All contributions to qualified retirement plans such as 401(k)s reduce taxable income, which lowers the total taxes owed. For 2018, the annual limit is $18,500, except for people who are 50 or older. They can contribute an additional $6,000 per year, as long as they turn 50 in that calendar year. About 97% of 401(k) plans allows such catch-up contributions. Whether regular or catch-up, the contribution is fully tax-deductible.
Understanding 401(k) Contributions
Whether regular or catch-up, the 401(k) contribution is taken right off the top of the income for the year, making it more advantageous if you are in a higher tax bracket. For example, suppose a single person earning $55,000 a year has a 401(k) plan and starts setting aside $5,000 a year. At $55,000, he is in the 22% federal tax bracket in 2018. Since the 401(k) contribution is fully deductible, his taxable income for the year drops to $50,000, saving him $1,100 per year.

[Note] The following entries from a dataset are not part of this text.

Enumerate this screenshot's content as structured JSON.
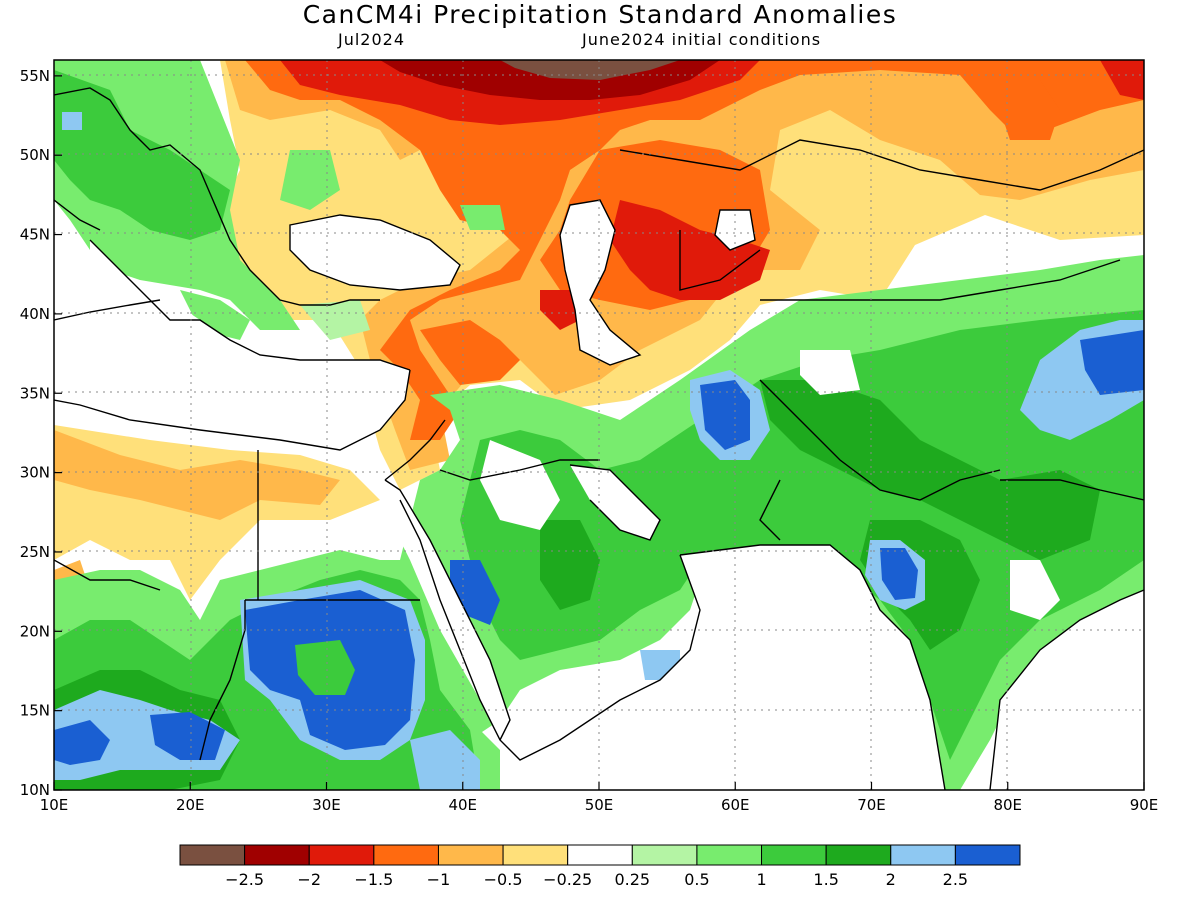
{
  "header": {
    "title": "CanCM4i Precipitation Standard Anomalies",
    "valid_month": "Jul2024",
    "init": "June2024 initial conditions"
  },
  "axes": {
    "lon_labels": [
      "10E",
      "20E",
      "30E",
      "40E",
      "50E",
      "60E",
      "70E",
      "80E",
      "90E"
    ],
    "lat_labels": [
      "55N",
      "50N",
      "45N",
      "40N",
      "35N",
      "30N",
      "25N",
      "20N",
      "15N",
      "10N"
    ],
    "lon_range": [
      10,
      90
    ],
    "lat_range": [
      10,
      56
    ],
    "grid": true
  },
  "colorbar": {
    "colors": [
      "#7a5040",
      "#a00000",
      "#e01a0a",
      "#ff6a10",
      "#ffb84a",
      "#ffe07a",
      "#ffffff",
      "#b4f4a4",
      "#78ec6e",
      "#3ccb3c",
      "#1eaa1e",
      "#8ec8f2",
      "#1a5fd2"
    ],
    "labels": [
      "−2.5",
      "−2",
      "−1.5",
      "−1",
      "−0.5",
      "−0.25",
      "0.25",
      "0.5",
      "1",
      "1.5",
      "2",
      "2.5"
    ]
  },
  "palette": {
    "ocean": "#ffffff",
    "background": "#ffffff"
  }
}
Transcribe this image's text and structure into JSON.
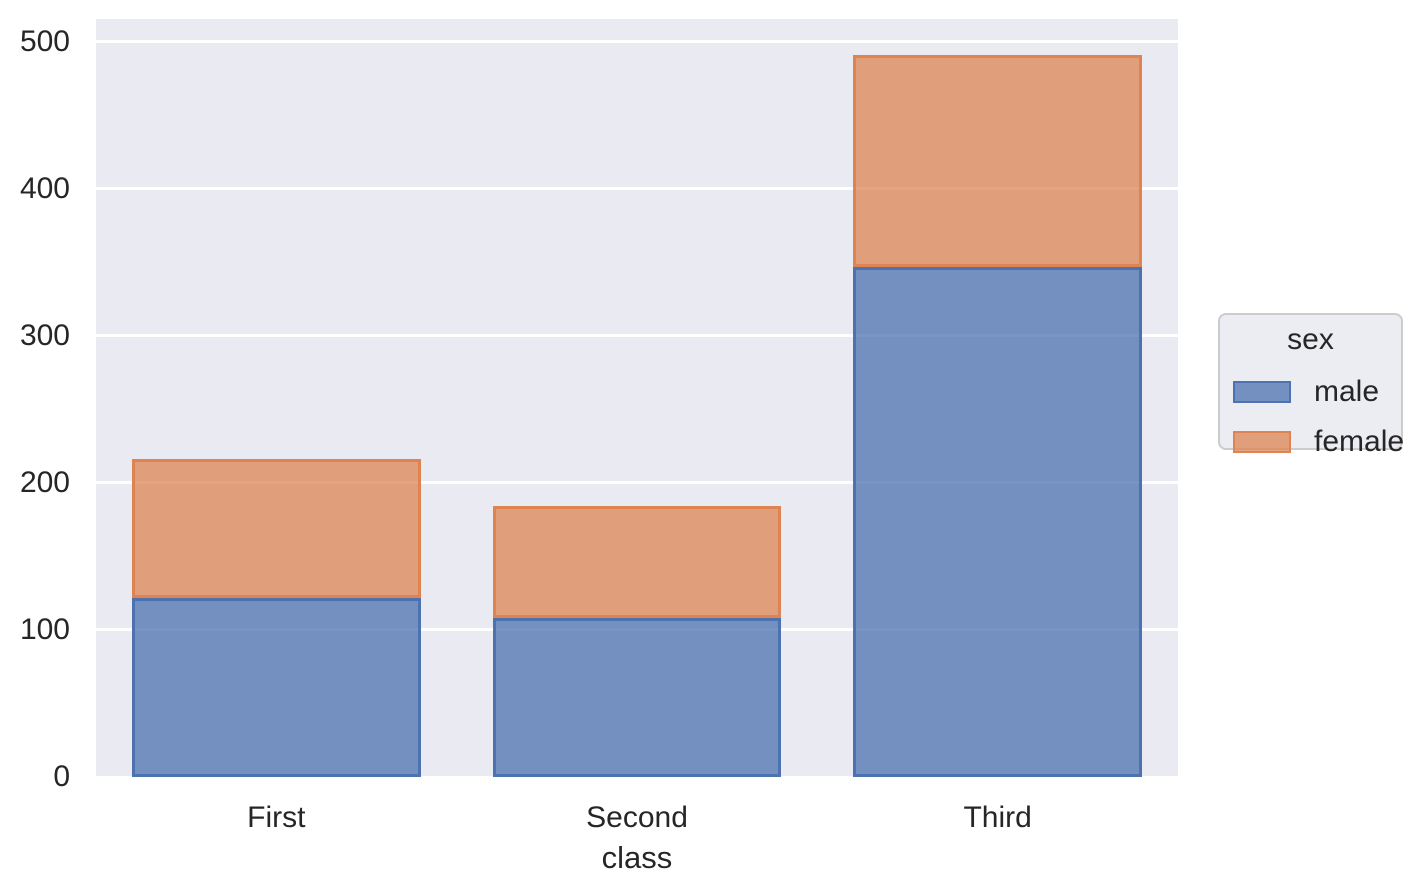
{
  "chart_data": {
    "type": "bar",
    "stacked": true,
    "title": "",
    "xlabel": "class",
    "ylabel": "",
    "categories": [
      "First",
      "Second",
      "Third"
    ],
    "series": [
      {
        "name": "male",
        "values": [
          122,
          108,
          347
        ],
        "fill": "rgba(76,114,176,0.75)",
        "edge": "#4C72B0"
      },
      {
        "name": "female",
        "values": [
          94,
          76,
          144
        ],
        "fill": "rgba(221,132,82,0.75)",
        "edge": "#DD8452"
      }
    ],
    "stack_totals": [
      216,
      184,
      491
    ],
    "ylim": [
      0,
      515.55
    ],
    "yticks": [
      0,
      100,
      200,
      300,
      400,
      500
    ],
    "grid": "horizontal white gridlines on",
    "legend": {
      "title": "sex",
      "position": "right-of-plot",
      "entries": [
        "male",
        "female"
      ]
    },
    "colors": {
      "figure_bg": "#FFFFFF",
      "plot_bg": "#EAEAF2",
      "grid": "#FFFFFF",
      "text": "#262626",
      "male_fill": "#7390C0",
      "male_edge": "#4C72B0",
      "female_fill": "#E09D7A",
      "female_edge": "#DD8452",
      "legend_bg": "#ECECF3",
      "legend_border": "#CCCCCC"
    }
  }
}
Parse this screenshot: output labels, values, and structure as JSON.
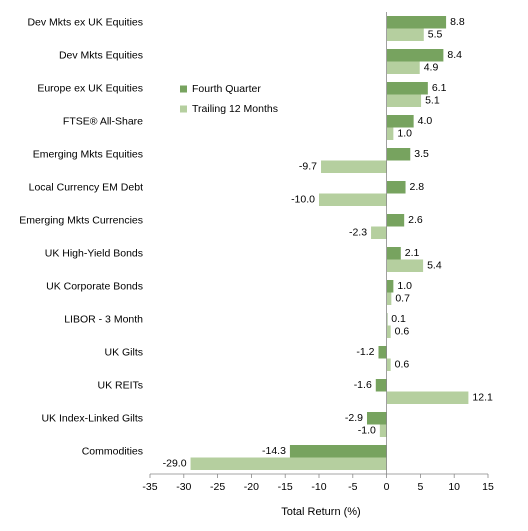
{
  "chart_data": {
    "type": "bar",
    "orientation": "horizontal",
    "categories": [
      "Dev Mkts ex UK Equities",
      "Dev Mkts Equities",
      "Europe ex UK Equities",
      "FTSE® All-Share",
      "Emerging Mkts Equities",
      "Local Currency EM Debt",
      "Emerging Mkts Currencies",
      "UK High-Yield Bonds",
      "UK Corporate Bonds",
      "LIBOR - 3 Month",
      "UK Gilts",
      "UK REITs",
      "UK Index-Linked Gilts",
      "Commodities"
    ],
    "series": [
      {
        "name": "Fourth Quarter",
        "color": "#77a35f",
        "values": [
          8.8,
          8.4,
          6.1,
          4.0,
          3.5,
          2.8,
          2.6,
          2.1,
          1.0,
          0.1,
          -1.2,
          -1.6,
          -2.9,
          -14.3
        ],
        "labels": [
          "8.8",
          "8.4",
          "6.1",
          "4.0",
          "3.5",
          "2.8",
          "2.6",
          "2.1",
          "1.0",
          "0.1",
          "-1.2",
          "-1.6",
          "-2.9",
          "-14.3"
        ]
      },
      {
        "name": "Trailing 12 Months",
        "color": "#b5cf9f",
        "values": [
          5.5,
          4.9,
          5.1,
          1.0,
          -9.7,
          -10.0,
          -2.3,
          5.4,
          0.7,
          0.6,
          0.6,
          12.1,
          -1.0,
          -29.0
        ],
        "labels": [
          "5.5",
          "4.9",
          "5.1",
          "1.0",
          "-9.7",
          "-10.0",
          "-2.3",
          "5.4",
          "0.7",
          "0.6",
          "0.6",
          "12.1",
          "-1.0",
          "-29.0"
        ]
      }
    ],
    "xlabel": "Total Return (%)",
    "xlim": [
      -35,
      15
    ],
    "xticks": [
      -35,
      -30,
      -25,
      -20,
      -15,
      -10,
      -5,
      0,
      5,
      10,
      15
    ],
    "grid": false,
    "legend_position": "top-left of plot area"
  }
}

Meanwhile, a single high-income earner making $201,000 is in the 35% tax bracket (which starts at $200,001). If he starts contributing the maximum amount, $18,500 per year, he drops a full bracket and end up being taxed in the 32% bracket.
Distributions From a 401(k)
There are two reasons why making the contribution, and getting the tax deduction is worthwhile during your working years.
First of all, there's more capital working on your behalf during the years leading up to retirement. A person in the 24% tax bracket with 20 years until he quits can either save a pretax $400 a month in a 401(k) plan or get a post-tax $300 and put it in a regular brokerage account. The extra $100 per month from the first option quickly increases the size of the nest egg, adding the power of compounding over 20 years. It could be tens of thousands extra by the time he bids the work world good-bye.
Second, the distributions (withdrawn funds) from the 401(k) are taxed as regular income. But presumably, you're withdrawing them during retirement. Retirees typically have lower income than they did when they were working. A married couple in the 35% bracket may drop to the 24% bracket once they've retired. They made their deductions to the tune of 35%, but they only pay 24% when collecting their monthly payouts, earning them an extra 11% right off the top.